Last week the Department of Health and Human Services (HHS) proposed a new method of paying for health care services, using its authority under the Affordable Care Act (ACA) to scale up payment reforms that have been shown to save money while maintaining the quality of care.
In 75 metropolitan areas, Medicare will use “bundled payments” for hip and knee replacements — meaning that every aspect of an intervention, from the surgeon’s work to the artificial joint to post-surgery rehab, will be covered in a single payment. Ultimately, providers will both share in any cost savings or risk penalties if there are cost overruns or quality falls short.
For the first time these payment changes will be mandatory. This is an important step in furthering the Obama administration’s goal to make most Medicare payments through alternative models (not fee-for-service) by 2018.
Starting with hips and knees for such mandatory changes makes sense because there is a wide cost variation for these procedures, but no evidence linking cost to quality. Furthemore, this is an area where research — both before the ACA and more recently — has shown bundling to save money without a loss of quality. Private payers have also experimented with bundling with reported success.

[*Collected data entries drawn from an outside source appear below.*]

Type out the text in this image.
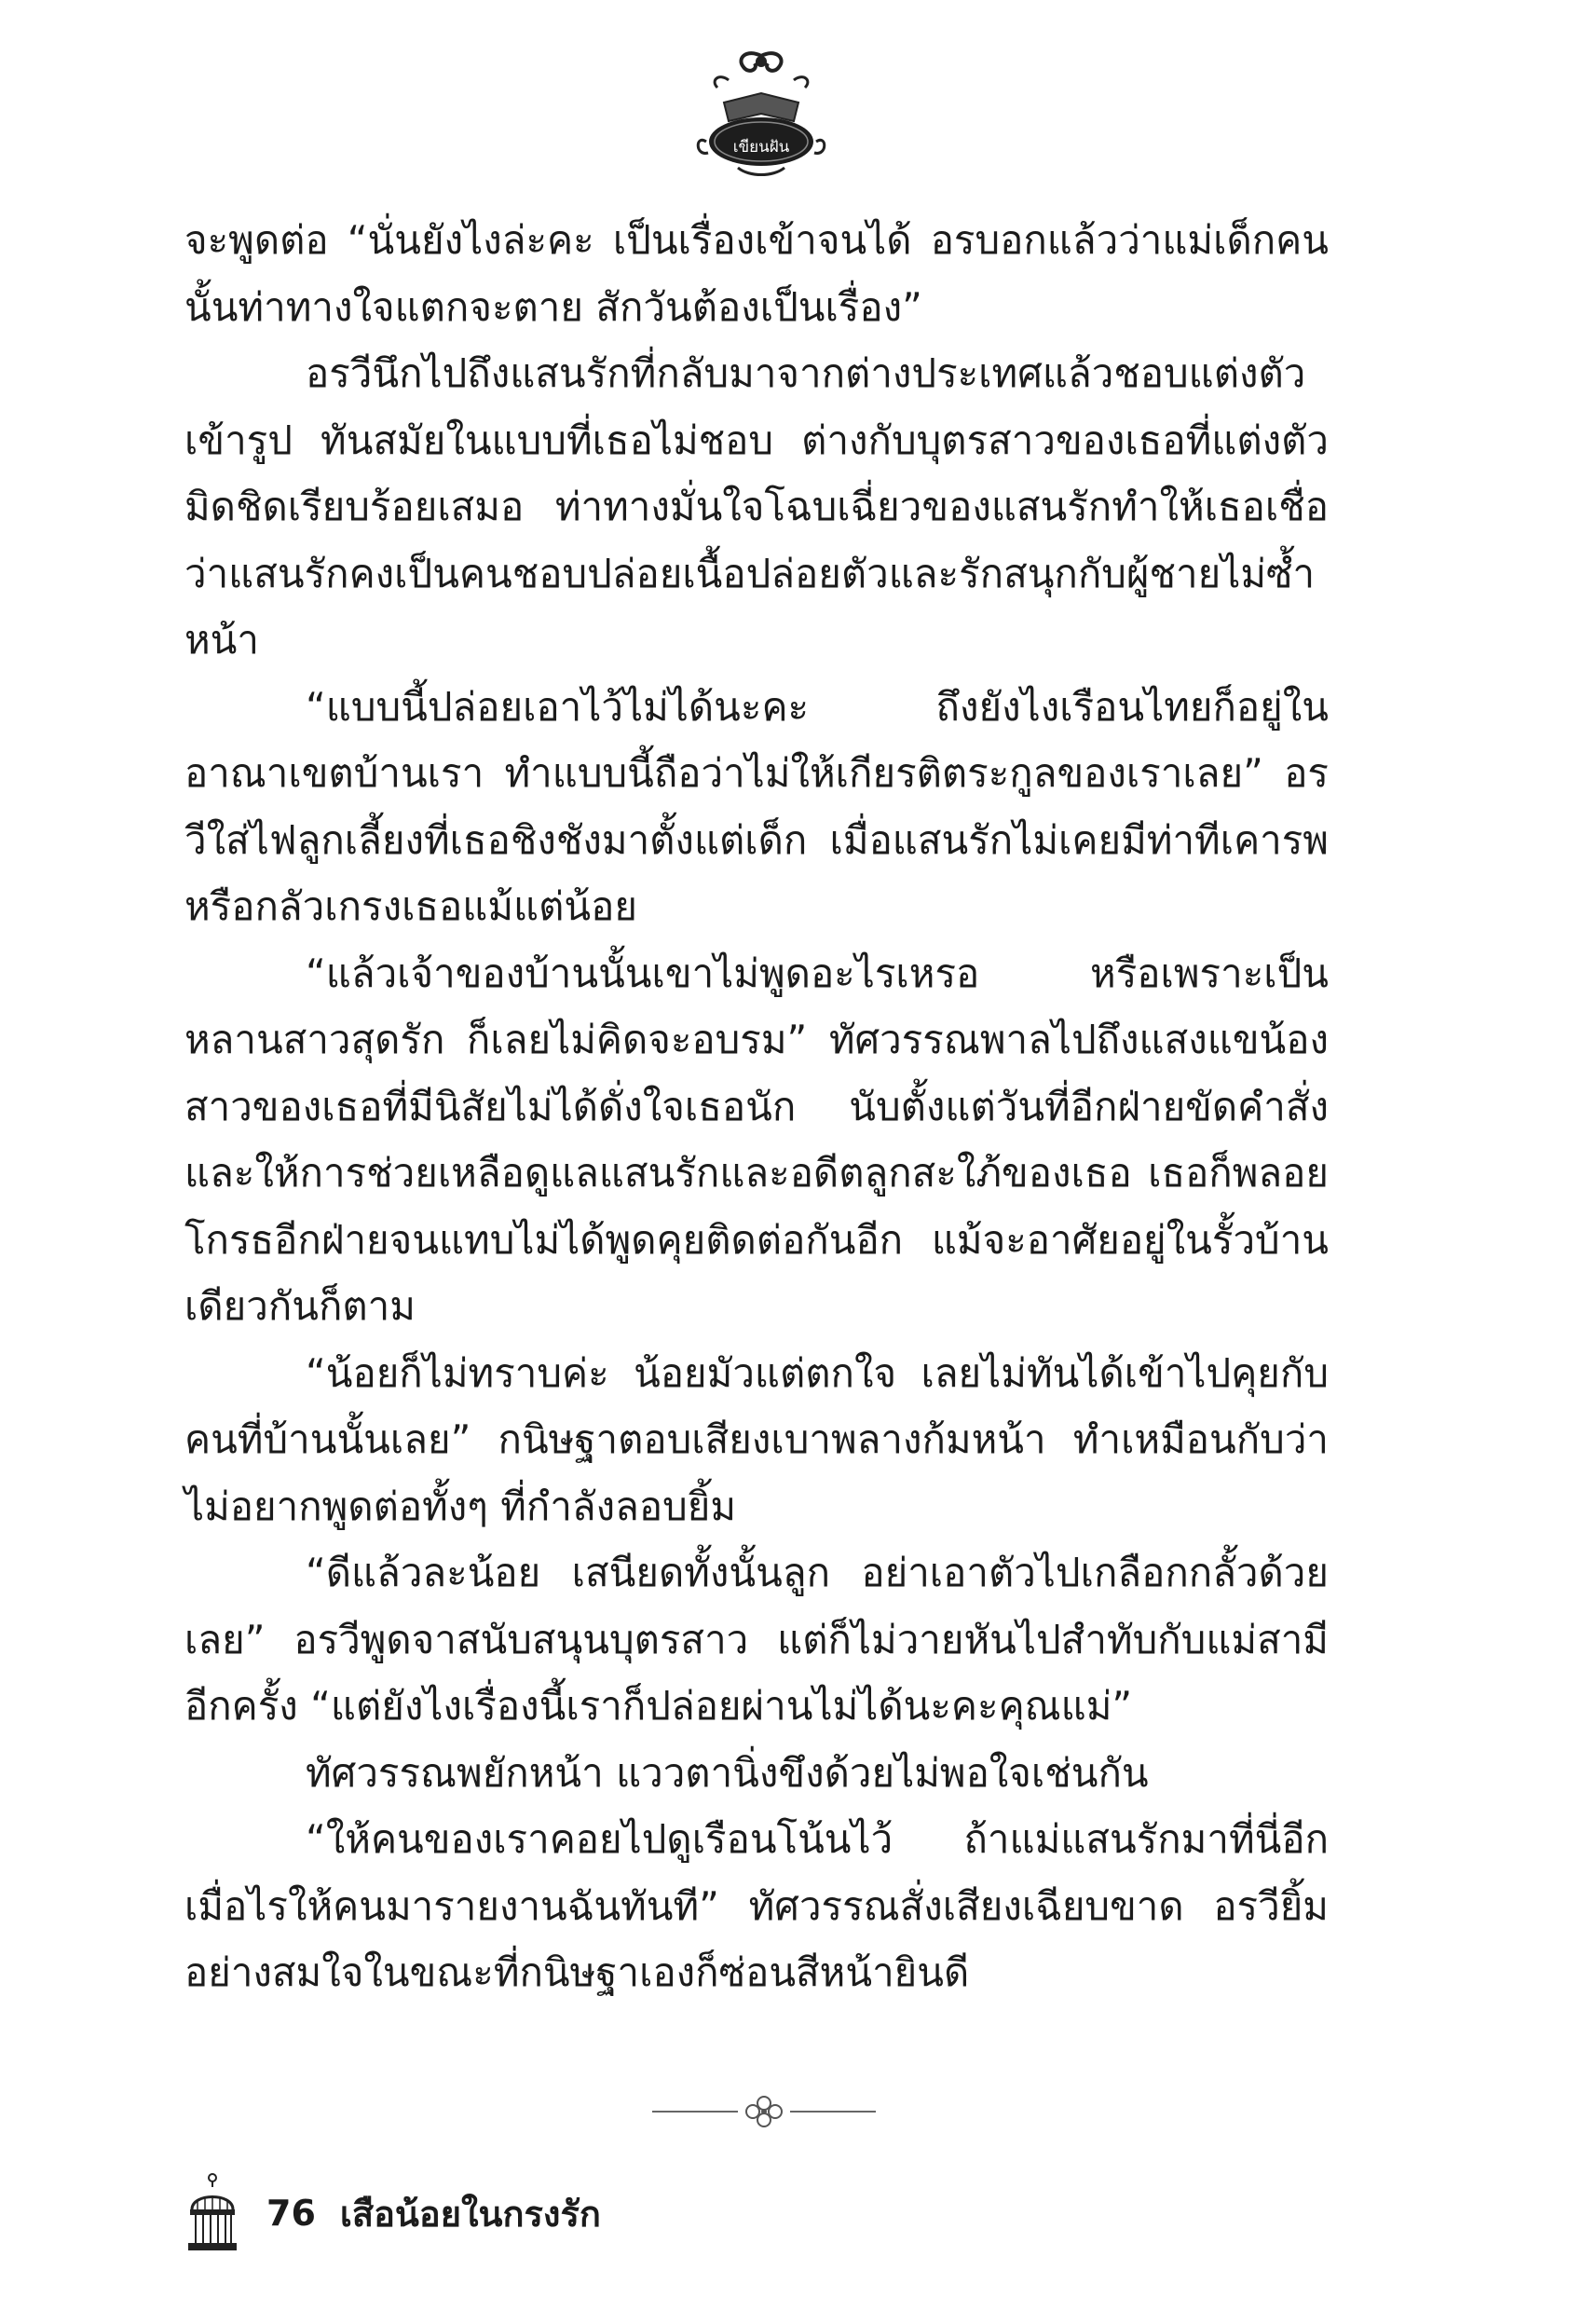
เขียนฝัน

จะพูดต่อ “นั่นยังไงล่ะคะ เป็นเรื่องเข้าจนได้ อรบอกแล้วว่าแม่เด็กคนนั้นท่าทางใจแตกจะตาย สักวันต้องเป็นเรื่อง”

อรวีนึกไปถึงแสนรักที่กลับมาจากต่างประเทศแล้วชอบแต่งตัวเข้ารูป ทันสมัยในแบบที่เธอไม่ชอบ ต่างกับบุตรสาวของเธอที่แต่งตัวมิดชิดเรียบร้อยเสมอ ท่าทางมั่นใจโฉบเฉี่ยวของแสนรักทำให้เธอเชื่อว่าแสนรักคงเป็นคนชอบปล่อยเนื้อปล่อยตัวและรักสนุกกับผู้ชายไม่ซ้ำหน้า

“แบบนี้ปล่อยเอาไว้ไม่ได้นะคะ ถึงยังไงเรือนไทยก็อยู่ในอาณาเขตบ้านเรา ทำแบบนี้ถือว่าไม่ให้เกียรติตระกูลของเราเลย” อรวีใส่ไฟลูกเลี้ยงที่เธอชิงชังมาตั้งแต่เด็ก เมื่อแสนรักไม่เคยมีท่าทีเคารพหรือกลัวเกรงเธอแม้แต่น้อย

“แล้วเจ้าของบ้านนั้นเขาไม่พูดอะไรเหรอ หรือเพราะเป็นหลานสาวสุดรัก ก็เลยไม่คิดจะอบรม” ทัศวรรณพาลไปถึงแสงแขน้องสาวของเธอที่มีนิสัยไม่ได้ดั่งใจเธอนัก นับตั้งแต่วันที่อีกฝ่ายขัดคำสั่งและให้การช่วยเหลือดูแลแสนรักและอดีตลูกสะใภ้ของเธอ เธอก็พลอยโกรธอีกฝ่ายจนแทบไม่ได้พูดคุยติดต่อกันอีก แม้จะอาศัยอยู่ในรั้วบ้านเดียวกันก็ตาม

“น้อยก็ไม่ทราบค่ะ น้อยมัวแต่ตกใจ เลยไม่ทันได้เข้าไปคุยกับคนที่บ้านนั้นเลย” กนิษฐาตอบเสียงเบาพลางก้มหน้า ทำเหมือนกับว่าไม่อยากพูดต่อทั้งๆ ที่กำลังลอบยิ้ม

“ดีแล้วละน้อย เสนียดทั้งนั้นลูก อย่าเอาตัวไปเกลือกกลั้วด้วยเลย” อรวีพูดจาสนับสนุนบุตรสาว แต่ก็ไม่วายหันไปสำทับกับแม่สามีอีกครั้ง “แต่ยังไงเรื่องนี้เราก็ปล่อยผ่านไม่ได้นะคะคุณแม่”

ทัศวรรณพยักหน้า แววตานิ่งขึงด้วยไม่พอใจเช่นกัน

“ให้คนของเราคอยไปดูเรือนโน้นไว้ ถ้าแม่แสนรักมาที่นี่อีกเมื่อไรให้คนมารายงานฉันทันที” ทัศวรรณสั่งเสียงเฉียบขาด อรวียิ้มอย่างสมใจในขณะที่กนิษฐาเองก็ซ่อนสีหน้ายินดี

76 เสือน้อยในกรงรัก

The ACA set up a Center for Medicare and Medicaid Innovation (CMMI) with the charge to create payment reform pilots and experiments to discover how to best pay for value rather than volume of services. The ability for HHS to take the evidence and scale up strategies that work was one of the three primary cost-control strategies embedded in the ACA. The other two strategies were the Independent Payment Advisory Board and the “Cadillac Tax” on high-premium health insurance.
Payment reform seemed to enjoy the most political support, with bipartisan groups of lawmakers aligning against the Cadillac Tax and numerous votes to repeal the payment advisory board (including one just a few weeks ago). In April, Congress passed legislation to permanently change how doctors are paid in Medicare — getting rid of the need for annual “doc fixes” in a push to promote more value-based payments. The law passed the House by a 392-37 vote and the Senate by 92-8.
Yet recent action by the House Appropriations Committee is threatening this cost-control effort. The Labor, HHS and Education bill, as passed through the committee, defunds both the CMMI and the Agency for Healthcare Research & Quality (AHRQ). Such defunding is quite hypocritical given how crucial discovering the most effective payment reforms is to fulfilling bipartisan wishes to better incentivize health care value.
The action is also a short-sighted fiscal gimmick. With the tight caps and sequester on appropriated discretionary spending, the committee’s cuts, on paper, make room for other near-term spending in the appropriations bill. However, the Congressional Budget Office has said such action will actually increase the deficit by $37 billion over the next 10 years because of the potential for less progress on health care cost control leading to an increase in Medicare mandatory spending. (For more see this by the Committee for a Responsible Federal Budget.)
The Senate is likely to fund CMMI at the sequester and discretionary cap levels but severely cut AHRQ. Given how important getting a handle on health care costs is to the future of the federal budget, we need more, not less, research on how to best transform our health care system.
As we have said before, this is a crucial moment for cost-control efforts. Doctors, hospitals, insurance companies and patient advocates are all working to reorient the health care system with cost savings at the forefront. One reason they are doing so is that they understand the largest payer for health care in the country, Medicare, is focused on rewarding those organizations that can save money while maintaining quality. The knee and hip replacement announcement is just one small piece of that but sends an important signal about the push for change. Congress should not disrupt that push.